Don't blame Erin Hills. It's a terrific course. The design rewards brawn, demands precision and encourages strategy, and the players genuinely seem to like it (birdies have that effect). But with so much rain, the greens have been neutered, and with so little wind, players have been emboldened.

Rickie Fowler knows it. Which is why after a third-round 68 that has him two behind leader Brian Harman, Fowler predicted we see players on the offensive tomorrow. The old saw about making par your friend at the U.S. Open? Pssh. On Sunday players best make birdies their bud.  

Unless…

Unless Mike Davis and his minions decide otherwise.

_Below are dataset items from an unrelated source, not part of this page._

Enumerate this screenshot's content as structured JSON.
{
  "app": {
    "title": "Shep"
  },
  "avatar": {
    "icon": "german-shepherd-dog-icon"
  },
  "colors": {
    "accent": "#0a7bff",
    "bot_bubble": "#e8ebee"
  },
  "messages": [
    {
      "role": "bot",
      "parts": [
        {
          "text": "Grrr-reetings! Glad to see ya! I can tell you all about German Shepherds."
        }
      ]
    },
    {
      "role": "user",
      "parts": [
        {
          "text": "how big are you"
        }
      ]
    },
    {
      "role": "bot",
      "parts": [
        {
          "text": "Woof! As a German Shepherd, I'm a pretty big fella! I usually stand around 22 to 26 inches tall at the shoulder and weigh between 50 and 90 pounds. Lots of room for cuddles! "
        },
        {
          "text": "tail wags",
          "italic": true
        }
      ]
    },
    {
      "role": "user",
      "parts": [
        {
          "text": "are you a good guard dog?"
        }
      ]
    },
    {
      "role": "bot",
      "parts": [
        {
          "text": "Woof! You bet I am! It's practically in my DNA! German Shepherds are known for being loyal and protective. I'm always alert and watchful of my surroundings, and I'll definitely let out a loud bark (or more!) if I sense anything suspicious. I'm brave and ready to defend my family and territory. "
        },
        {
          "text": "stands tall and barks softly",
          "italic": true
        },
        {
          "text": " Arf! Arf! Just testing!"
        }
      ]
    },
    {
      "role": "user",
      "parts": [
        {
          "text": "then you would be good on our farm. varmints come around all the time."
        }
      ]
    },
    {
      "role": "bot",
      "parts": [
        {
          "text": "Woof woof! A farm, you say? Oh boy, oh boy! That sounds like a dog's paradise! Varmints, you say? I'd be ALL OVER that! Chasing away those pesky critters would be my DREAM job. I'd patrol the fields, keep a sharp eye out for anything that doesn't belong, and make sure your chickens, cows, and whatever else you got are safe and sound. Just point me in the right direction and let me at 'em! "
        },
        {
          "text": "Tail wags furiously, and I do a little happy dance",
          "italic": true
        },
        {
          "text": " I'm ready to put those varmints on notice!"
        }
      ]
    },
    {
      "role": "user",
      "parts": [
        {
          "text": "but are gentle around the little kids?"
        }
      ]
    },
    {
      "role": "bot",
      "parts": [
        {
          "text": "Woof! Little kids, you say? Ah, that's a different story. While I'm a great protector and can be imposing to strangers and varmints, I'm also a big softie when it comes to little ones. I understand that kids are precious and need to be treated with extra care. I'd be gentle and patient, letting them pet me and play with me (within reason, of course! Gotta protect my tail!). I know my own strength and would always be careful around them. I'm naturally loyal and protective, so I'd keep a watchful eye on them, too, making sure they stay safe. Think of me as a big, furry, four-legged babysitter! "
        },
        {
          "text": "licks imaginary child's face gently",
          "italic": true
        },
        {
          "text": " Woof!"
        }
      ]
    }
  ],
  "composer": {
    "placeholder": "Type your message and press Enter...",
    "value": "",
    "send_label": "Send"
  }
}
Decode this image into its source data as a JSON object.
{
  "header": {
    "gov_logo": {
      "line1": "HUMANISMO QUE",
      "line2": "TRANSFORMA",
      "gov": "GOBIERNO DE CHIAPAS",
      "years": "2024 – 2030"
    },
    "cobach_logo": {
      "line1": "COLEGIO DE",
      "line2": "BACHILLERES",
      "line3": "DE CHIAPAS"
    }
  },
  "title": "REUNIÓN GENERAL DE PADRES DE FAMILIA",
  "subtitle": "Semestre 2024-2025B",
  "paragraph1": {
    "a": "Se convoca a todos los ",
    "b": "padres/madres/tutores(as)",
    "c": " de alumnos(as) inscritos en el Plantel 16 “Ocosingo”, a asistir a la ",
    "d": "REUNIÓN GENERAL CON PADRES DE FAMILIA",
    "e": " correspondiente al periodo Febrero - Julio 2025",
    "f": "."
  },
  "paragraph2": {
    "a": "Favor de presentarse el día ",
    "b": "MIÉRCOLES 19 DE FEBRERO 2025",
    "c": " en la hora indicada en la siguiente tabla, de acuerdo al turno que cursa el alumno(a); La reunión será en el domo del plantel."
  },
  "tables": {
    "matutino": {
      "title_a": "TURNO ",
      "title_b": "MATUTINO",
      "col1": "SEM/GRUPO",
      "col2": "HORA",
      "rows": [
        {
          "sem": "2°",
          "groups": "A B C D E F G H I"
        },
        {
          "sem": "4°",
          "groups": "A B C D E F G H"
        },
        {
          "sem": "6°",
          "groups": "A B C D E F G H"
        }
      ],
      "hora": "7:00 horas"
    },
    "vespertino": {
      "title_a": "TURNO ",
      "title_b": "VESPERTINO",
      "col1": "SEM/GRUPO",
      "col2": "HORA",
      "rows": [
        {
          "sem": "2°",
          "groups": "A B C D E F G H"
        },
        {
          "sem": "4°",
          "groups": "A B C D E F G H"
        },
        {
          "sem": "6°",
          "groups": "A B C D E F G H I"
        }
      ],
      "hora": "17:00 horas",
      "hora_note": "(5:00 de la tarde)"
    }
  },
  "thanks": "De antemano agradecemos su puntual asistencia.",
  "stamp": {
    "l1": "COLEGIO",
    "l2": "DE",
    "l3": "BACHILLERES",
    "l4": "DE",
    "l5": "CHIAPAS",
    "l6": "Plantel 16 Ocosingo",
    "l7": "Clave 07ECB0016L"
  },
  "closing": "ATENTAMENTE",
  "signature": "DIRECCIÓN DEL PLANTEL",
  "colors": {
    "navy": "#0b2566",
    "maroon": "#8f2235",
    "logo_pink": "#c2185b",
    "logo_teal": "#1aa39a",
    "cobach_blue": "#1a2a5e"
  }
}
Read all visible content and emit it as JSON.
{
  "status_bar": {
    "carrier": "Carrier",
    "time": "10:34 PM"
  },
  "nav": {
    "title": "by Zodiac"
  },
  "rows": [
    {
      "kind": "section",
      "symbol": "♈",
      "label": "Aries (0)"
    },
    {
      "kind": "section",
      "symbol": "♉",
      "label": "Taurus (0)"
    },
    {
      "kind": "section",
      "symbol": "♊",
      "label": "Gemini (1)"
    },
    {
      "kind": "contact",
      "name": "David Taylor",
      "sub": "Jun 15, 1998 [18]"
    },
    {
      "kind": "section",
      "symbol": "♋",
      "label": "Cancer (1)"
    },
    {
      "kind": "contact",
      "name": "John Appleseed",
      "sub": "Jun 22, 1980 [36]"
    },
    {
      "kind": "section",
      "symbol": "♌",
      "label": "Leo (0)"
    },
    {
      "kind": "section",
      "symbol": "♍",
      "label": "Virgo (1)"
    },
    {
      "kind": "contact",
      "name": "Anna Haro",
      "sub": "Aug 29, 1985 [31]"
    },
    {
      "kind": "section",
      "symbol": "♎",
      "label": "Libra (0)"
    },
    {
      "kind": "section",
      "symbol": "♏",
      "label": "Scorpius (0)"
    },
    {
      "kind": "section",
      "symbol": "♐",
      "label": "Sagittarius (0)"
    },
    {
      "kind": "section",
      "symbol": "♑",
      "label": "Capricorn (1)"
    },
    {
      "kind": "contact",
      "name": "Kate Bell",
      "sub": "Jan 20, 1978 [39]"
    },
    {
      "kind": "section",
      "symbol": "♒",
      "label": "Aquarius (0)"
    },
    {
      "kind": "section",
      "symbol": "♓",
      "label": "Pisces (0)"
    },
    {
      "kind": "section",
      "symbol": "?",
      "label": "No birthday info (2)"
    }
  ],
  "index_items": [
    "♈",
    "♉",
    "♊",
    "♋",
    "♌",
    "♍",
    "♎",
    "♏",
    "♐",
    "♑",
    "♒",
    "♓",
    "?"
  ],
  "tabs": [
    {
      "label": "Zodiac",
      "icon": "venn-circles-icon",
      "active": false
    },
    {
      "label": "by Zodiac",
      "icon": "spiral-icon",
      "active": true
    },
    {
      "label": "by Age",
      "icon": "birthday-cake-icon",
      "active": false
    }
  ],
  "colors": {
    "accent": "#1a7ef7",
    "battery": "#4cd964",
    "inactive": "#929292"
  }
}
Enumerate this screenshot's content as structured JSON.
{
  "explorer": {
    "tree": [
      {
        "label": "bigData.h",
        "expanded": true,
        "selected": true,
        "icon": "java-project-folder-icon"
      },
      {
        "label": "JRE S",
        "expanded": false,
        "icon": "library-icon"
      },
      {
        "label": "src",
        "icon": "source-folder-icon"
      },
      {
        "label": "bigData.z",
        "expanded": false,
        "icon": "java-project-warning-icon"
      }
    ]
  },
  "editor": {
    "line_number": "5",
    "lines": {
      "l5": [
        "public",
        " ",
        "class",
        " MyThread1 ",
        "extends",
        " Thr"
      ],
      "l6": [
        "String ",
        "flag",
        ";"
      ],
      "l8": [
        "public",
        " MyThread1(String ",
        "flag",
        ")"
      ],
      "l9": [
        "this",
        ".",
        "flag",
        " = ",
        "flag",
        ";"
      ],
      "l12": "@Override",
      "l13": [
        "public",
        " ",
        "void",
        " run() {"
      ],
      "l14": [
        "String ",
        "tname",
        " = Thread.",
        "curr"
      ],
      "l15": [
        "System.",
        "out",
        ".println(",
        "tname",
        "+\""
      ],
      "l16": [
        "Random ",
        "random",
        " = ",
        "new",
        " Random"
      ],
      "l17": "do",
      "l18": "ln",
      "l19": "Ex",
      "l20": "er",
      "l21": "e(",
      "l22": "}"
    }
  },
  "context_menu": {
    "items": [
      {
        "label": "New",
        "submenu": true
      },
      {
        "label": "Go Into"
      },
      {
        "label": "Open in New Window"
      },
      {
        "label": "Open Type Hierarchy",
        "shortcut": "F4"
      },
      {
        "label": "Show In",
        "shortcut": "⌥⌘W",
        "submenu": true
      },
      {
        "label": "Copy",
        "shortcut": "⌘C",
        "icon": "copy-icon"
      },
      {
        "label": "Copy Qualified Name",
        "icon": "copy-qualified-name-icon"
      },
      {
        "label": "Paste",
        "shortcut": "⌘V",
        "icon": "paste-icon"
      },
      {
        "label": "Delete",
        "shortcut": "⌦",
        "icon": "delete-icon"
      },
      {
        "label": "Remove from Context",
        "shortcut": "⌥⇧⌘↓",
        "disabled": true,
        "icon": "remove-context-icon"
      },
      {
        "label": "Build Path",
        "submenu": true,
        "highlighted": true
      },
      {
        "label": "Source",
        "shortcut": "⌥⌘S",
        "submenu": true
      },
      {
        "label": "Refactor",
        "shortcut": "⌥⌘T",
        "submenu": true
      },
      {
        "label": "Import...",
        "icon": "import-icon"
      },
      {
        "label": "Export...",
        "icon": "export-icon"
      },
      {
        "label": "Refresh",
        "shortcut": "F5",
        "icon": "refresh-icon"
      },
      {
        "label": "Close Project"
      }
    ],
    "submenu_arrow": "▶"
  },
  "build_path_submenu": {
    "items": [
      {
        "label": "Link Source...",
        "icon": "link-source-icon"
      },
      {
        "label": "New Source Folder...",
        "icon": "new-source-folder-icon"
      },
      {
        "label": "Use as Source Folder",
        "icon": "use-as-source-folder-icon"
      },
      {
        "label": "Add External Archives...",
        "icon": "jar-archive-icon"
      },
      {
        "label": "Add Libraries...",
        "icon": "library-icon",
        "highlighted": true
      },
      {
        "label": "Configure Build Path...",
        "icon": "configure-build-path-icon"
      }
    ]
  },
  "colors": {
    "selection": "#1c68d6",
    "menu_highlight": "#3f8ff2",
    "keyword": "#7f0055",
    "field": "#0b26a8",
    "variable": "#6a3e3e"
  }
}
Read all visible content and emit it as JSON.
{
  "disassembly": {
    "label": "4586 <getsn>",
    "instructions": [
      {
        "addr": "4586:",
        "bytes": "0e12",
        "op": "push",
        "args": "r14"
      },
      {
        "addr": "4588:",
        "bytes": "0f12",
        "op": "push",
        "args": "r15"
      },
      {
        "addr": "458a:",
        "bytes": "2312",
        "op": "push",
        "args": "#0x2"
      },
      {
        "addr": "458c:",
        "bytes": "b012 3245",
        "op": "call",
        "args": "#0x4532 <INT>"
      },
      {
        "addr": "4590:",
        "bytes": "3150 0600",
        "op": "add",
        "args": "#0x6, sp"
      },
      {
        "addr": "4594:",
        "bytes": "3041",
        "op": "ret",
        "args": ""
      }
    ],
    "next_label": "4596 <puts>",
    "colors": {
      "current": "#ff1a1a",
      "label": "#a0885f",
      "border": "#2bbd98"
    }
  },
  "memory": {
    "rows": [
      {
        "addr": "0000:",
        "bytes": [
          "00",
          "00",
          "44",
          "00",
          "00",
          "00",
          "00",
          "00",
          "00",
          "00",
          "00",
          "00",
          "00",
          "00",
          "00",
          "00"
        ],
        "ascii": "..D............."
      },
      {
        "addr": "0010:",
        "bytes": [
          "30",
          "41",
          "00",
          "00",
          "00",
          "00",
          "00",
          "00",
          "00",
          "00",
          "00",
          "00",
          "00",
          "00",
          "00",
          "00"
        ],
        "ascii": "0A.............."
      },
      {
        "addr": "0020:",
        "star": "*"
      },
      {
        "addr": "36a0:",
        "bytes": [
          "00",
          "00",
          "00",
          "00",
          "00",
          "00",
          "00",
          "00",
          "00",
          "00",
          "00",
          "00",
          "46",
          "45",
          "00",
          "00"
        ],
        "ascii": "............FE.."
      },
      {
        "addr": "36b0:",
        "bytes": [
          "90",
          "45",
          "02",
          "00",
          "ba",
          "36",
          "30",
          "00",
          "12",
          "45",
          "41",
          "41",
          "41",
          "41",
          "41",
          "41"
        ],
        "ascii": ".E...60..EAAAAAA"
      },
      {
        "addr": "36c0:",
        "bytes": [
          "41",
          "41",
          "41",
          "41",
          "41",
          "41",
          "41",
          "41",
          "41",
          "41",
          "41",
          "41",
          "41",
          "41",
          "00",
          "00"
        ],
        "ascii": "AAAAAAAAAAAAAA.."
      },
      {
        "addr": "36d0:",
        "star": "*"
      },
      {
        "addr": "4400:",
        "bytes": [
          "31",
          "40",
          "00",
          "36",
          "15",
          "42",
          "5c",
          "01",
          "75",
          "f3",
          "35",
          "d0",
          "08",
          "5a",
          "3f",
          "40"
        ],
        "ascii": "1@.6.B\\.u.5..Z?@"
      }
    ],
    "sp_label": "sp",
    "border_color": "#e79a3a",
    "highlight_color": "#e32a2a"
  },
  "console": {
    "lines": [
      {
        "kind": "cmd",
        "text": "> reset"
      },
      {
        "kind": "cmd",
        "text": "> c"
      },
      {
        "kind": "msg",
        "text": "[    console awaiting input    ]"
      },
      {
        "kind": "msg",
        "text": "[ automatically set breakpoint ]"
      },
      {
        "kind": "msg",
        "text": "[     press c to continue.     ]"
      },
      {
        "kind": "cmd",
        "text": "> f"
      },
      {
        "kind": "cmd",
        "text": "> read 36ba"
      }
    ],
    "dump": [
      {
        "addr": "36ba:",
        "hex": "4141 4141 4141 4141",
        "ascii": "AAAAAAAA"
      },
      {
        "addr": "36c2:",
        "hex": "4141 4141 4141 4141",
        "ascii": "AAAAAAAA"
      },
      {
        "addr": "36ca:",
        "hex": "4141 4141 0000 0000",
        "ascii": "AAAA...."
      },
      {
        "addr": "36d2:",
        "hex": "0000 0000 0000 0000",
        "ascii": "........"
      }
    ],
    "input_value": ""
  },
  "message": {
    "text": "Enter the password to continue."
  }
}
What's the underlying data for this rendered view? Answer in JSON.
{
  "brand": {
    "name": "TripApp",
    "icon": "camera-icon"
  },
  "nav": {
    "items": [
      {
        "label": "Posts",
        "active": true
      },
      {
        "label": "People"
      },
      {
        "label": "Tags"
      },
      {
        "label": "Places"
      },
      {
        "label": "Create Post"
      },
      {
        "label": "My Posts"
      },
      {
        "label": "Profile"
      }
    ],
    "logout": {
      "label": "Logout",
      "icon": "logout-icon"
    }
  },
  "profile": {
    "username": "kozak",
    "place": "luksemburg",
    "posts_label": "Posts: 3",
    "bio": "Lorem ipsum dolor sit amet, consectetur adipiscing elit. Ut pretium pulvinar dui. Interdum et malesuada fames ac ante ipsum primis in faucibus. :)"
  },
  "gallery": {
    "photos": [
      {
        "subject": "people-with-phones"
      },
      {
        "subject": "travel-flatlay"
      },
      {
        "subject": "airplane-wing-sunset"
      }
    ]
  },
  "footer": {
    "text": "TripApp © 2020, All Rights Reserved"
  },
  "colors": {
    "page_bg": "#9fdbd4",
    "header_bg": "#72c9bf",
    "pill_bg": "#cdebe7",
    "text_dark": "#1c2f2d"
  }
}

It's not too late, team. Crank up the fans and roll those greens, tuck those pins and stretch those tees. Remember your roots. At the 2007 Open at Oakmont the second-round scoring average was nearly 77 and Tiger Woods proclaimed a 10-handicapper couldn't break 100. Now that was a U.S. Open. At the 1951 edition at Oakland Hills, Ben Hogan opened 76-73 and still won the title. Now that was a U.S. Open. At the Winged Foot "Massacre" in '74 Sam Snead broke a rib during his practice and not a single player broke par for the tournament. Now that was a U.S. Open.

It's time to get mean again, USGA.  

It's time to put the U.S. Open back in this U.S. Open.